Я встал, вышел в коридор, заглянул в зеркало.
– Вот и приехали, – сказал я себе.
От меня только что ушла Таня.
Она выбрала странный момент. Я мылся в ванне, когда она вошла и села на чугунный край. Я прибрал пену, чтобы случайно не замочить ей одежду – она почему-то была не в домашнем. В уличном, с яркими – она не красилась обычно – губами. Я удивился.
– Куда-то собралась?
– Я ухожу, Юр.
– Поздно вернёшься? – я тогда ещё не понял, не догадался.
– Я навсегда ухожу.
Похоже, она ждала каких-то слов, не дождалась, продолжила сама.
– Я собрала вещи в твою сумку, я тебе её верну...
Почему люди в такие моменты говорят о ерунде? Или только со мной так говорят? Может, с другими – о чувствах, о том, что сердце разбито или что любовь кончилась, а со мной – «я верну тебе сумку». «Лучше сама возвращайся,» – наверное, должен был сказать я. Не сказал – ничего не шло в голову. Я бессмысленно держал мочалку, на ней таяла пена, Таня вышла, я хотел пойти за ней вслед, но не пойдёшь же в мыле и не удержишь – мокрые руки, ускользнёт...
– Как же так получилось? – спросил я у зеркала. Отражение молчало, хмурилось, сутулилось. Да в самом деле, я ли это? Я себя ни с кем не перепутал?
Чем кончились выходные – не помню. Кажется, я напился. Кажется, одной бутылкой пива – мне хватило. Никогда не представлял себя без неё, казалось, я умру, если её не будет рядом – а не умер. Смотрел в пустой потолок, думал – почему? – ответа на потолке не было. Дальше в воспоминаниях понедельник. Серое пасмурное утро, офис, ксерокс противно скрипел, отсчитывая листы. Я опоздал, прошмыгнул мимо секретарей – вроде бы никто не заметил. Лёшка стоял спиной, разговаривал по телефону. Девчонки из отдела продаж, хихикая, обсуждали его тыл. Тоже бросил взгляд – ну спортсмен, ну фигура, и что? Не у всех на такое есть время. У некоторых – только на работу и семью.

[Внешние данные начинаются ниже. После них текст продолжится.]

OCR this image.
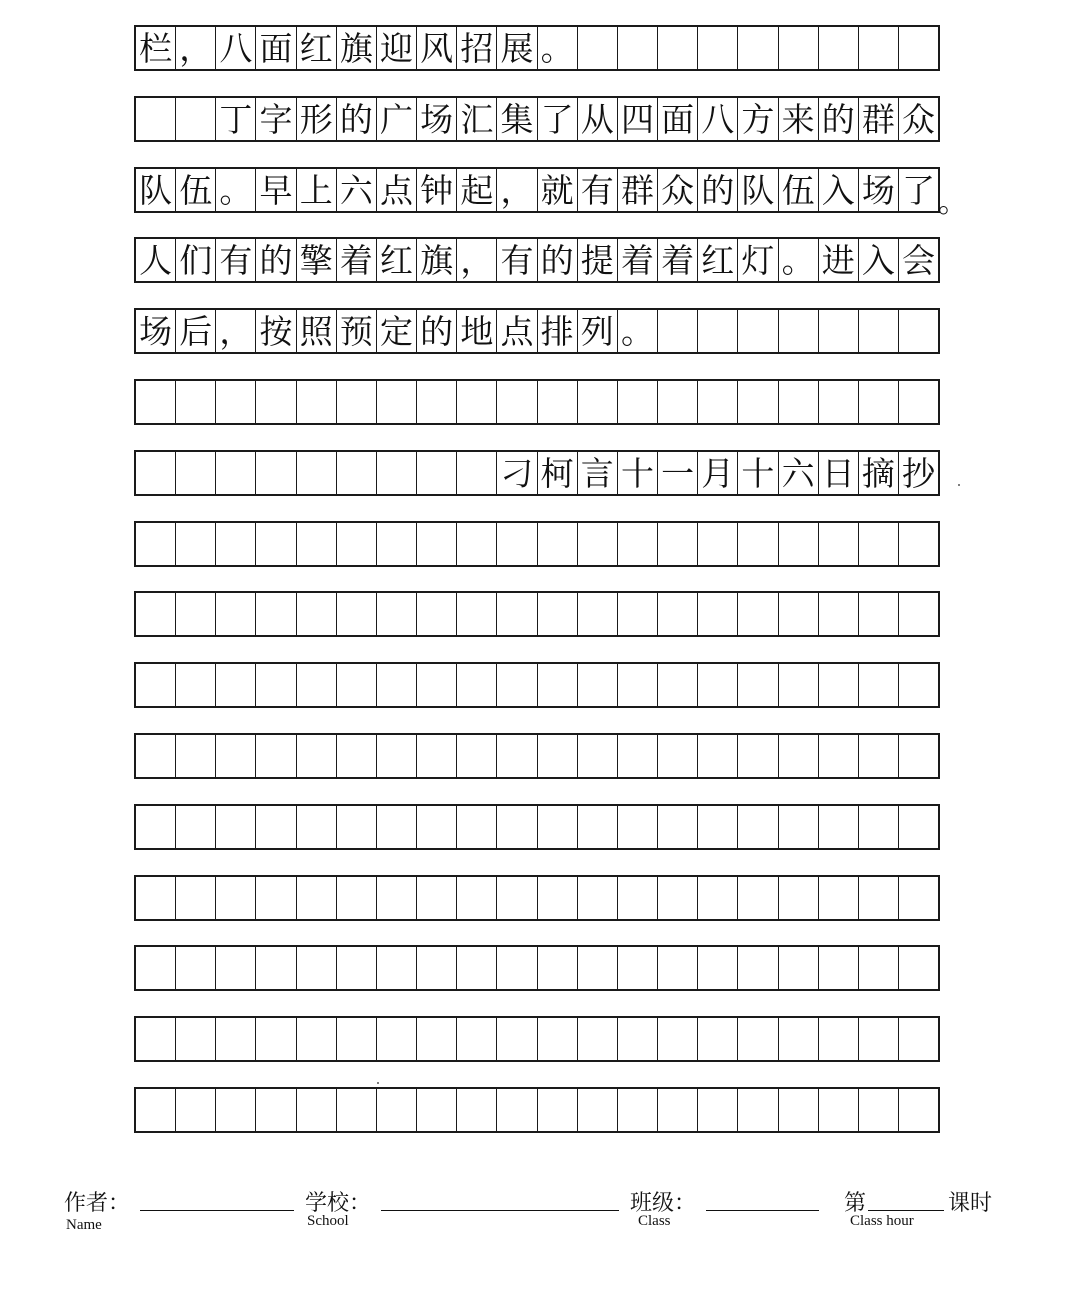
栏 ， 八 面 红 旗 迎 风 招 展 。
丁 字 形 的 广 场 汇 集 了 从 四 面 八 方 来 的 群 众
队 伍 。 早 上 六 点 钟 起 ， 就 有 群 众 的 队 伍 入 场 了
人 们 有 的 擎 着 红 旗 ， 有 的 提 着 着 红 灯 。 进 入 会
场 后 ， 按 照 预 定 的 地 点 排 列 。
刁 柯 言 十 一 月 十 六 日 摘 抄
。
作者：
Name
学校：
School
班级：
Class
第	课时
Class hour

Наверное, почувствовав мой взгляд, коллега обернулся.
– Привет, – произнёс он как-то неестественно. – Шеф просил тебя зайти, как появишься.
Зашёл. На стене у Сергея Борисовича мерно тикали часы с логотипом фирмы, обличая, указывая, насколько я опоздал. Но разговор пошёл не об этом.
– Юра, ты, конечно, неплохой специалист, преданный фирме, но...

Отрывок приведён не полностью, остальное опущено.